Understanding Covered Broker or Dealer [Banks & Banking]: A Legal Overview

Definition & Meaning

A covered broker or dealer is a type of financial institution that operates as a broker or dealer and meets specific regulatory requirements. According to U.S. law, a covered broker or dealer must be registered with the Securities and Exchange Commission (SEC) under the Securities Exchange Act of 1934 and must also be a member of the Securities Investor Protection Corporation (SIPC). This designation helps ensure that the broker or dealer adheres to certain standards of financial responsibility and investor protection.

Table of content

Real-world examples

Here are a couple of examples of abatement:

1. A brokerage firm that facilitates the buying and selling of stocks and bonds, registered with the SEC and a member of SIPC, qualifies as a covered broker or dealer.

2. A financial advisory company that provides investment advice and is also registered with the SEC and a member of SIPC, operates as a covered broker or dealer. (hypothetical example)

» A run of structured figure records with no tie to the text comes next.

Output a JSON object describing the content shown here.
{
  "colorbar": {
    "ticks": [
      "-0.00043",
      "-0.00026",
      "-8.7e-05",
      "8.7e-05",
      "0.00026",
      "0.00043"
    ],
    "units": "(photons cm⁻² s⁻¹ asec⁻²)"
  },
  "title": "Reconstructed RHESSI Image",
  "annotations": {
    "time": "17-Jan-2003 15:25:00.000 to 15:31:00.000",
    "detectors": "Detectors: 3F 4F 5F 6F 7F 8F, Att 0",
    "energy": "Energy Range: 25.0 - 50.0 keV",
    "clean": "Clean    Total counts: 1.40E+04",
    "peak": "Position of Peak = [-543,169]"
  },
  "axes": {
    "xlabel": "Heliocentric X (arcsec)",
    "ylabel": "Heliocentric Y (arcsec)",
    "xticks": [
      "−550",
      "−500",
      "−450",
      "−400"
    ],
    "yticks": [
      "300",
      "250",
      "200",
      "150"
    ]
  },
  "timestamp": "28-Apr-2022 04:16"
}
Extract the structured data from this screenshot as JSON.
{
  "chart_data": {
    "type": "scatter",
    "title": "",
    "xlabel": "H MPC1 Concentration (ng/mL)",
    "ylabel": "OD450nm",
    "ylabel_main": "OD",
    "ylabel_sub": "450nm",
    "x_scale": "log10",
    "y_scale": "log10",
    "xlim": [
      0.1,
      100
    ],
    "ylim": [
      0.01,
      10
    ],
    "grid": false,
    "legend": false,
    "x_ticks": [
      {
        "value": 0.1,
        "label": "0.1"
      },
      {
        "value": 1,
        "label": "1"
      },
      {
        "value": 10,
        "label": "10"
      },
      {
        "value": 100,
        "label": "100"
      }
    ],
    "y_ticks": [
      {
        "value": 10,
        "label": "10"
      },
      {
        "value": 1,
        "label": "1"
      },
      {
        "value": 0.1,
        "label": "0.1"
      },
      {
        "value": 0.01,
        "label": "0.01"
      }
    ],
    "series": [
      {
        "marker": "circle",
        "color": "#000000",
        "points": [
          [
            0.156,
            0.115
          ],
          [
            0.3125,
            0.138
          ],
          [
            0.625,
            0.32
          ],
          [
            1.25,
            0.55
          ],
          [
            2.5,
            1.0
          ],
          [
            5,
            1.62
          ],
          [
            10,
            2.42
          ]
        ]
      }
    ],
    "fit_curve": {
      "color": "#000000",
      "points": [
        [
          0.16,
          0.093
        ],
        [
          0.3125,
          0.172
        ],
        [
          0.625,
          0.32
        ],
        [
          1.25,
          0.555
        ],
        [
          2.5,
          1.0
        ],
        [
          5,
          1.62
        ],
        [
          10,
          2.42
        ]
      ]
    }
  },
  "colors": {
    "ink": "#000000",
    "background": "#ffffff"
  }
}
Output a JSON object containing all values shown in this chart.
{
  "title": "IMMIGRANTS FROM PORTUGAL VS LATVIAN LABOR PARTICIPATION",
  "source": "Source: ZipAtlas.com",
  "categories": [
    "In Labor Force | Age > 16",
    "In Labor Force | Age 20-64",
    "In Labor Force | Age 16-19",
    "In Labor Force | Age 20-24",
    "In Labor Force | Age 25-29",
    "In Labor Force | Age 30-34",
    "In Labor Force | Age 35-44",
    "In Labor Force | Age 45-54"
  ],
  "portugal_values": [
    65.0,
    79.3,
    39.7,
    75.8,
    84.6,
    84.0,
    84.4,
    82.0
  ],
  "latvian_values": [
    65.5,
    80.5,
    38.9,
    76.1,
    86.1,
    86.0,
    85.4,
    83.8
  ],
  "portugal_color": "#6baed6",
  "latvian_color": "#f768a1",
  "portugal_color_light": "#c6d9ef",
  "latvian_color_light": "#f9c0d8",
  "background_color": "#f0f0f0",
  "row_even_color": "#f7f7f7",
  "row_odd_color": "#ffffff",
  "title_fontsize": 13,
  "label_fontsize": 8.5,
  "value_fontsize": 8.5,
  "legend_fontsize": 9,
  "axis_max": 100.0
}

Comparison with related terms

Term Definition Key Differences
Broker A person or firm that executes buy and sell orders for clients. A broker may not necessarily be a covered broker or dealer unless they meet specific regulatory requirements.
Dealer A firm that buys and sells securities for its own account. Dealers can operate independently of the covered broker or dealer designation unless they meet the criteria.

What to do if this term applies to you

If you are considering using the services of a broker or dealer, ensure they are a covered broker or dealer by checking their registration with the SEC and their membership with SIPC. If you need assistance with related legal forms or procedures, explore the templates available at US Legal Forms. For complex situations, consider consulting a legal professional for tailored advice.

Quick facts

  • Typical fees: Varies by broker or dealer.
  • Jurisdiction: Federal and state securities laws apply.
  • Possible penalties: Regulatory fines for non-compliance.

Key takeaways

Frequently asked questions

The SIPC protects customers of member firms that fail financially, ensuring they recover their cash and securities.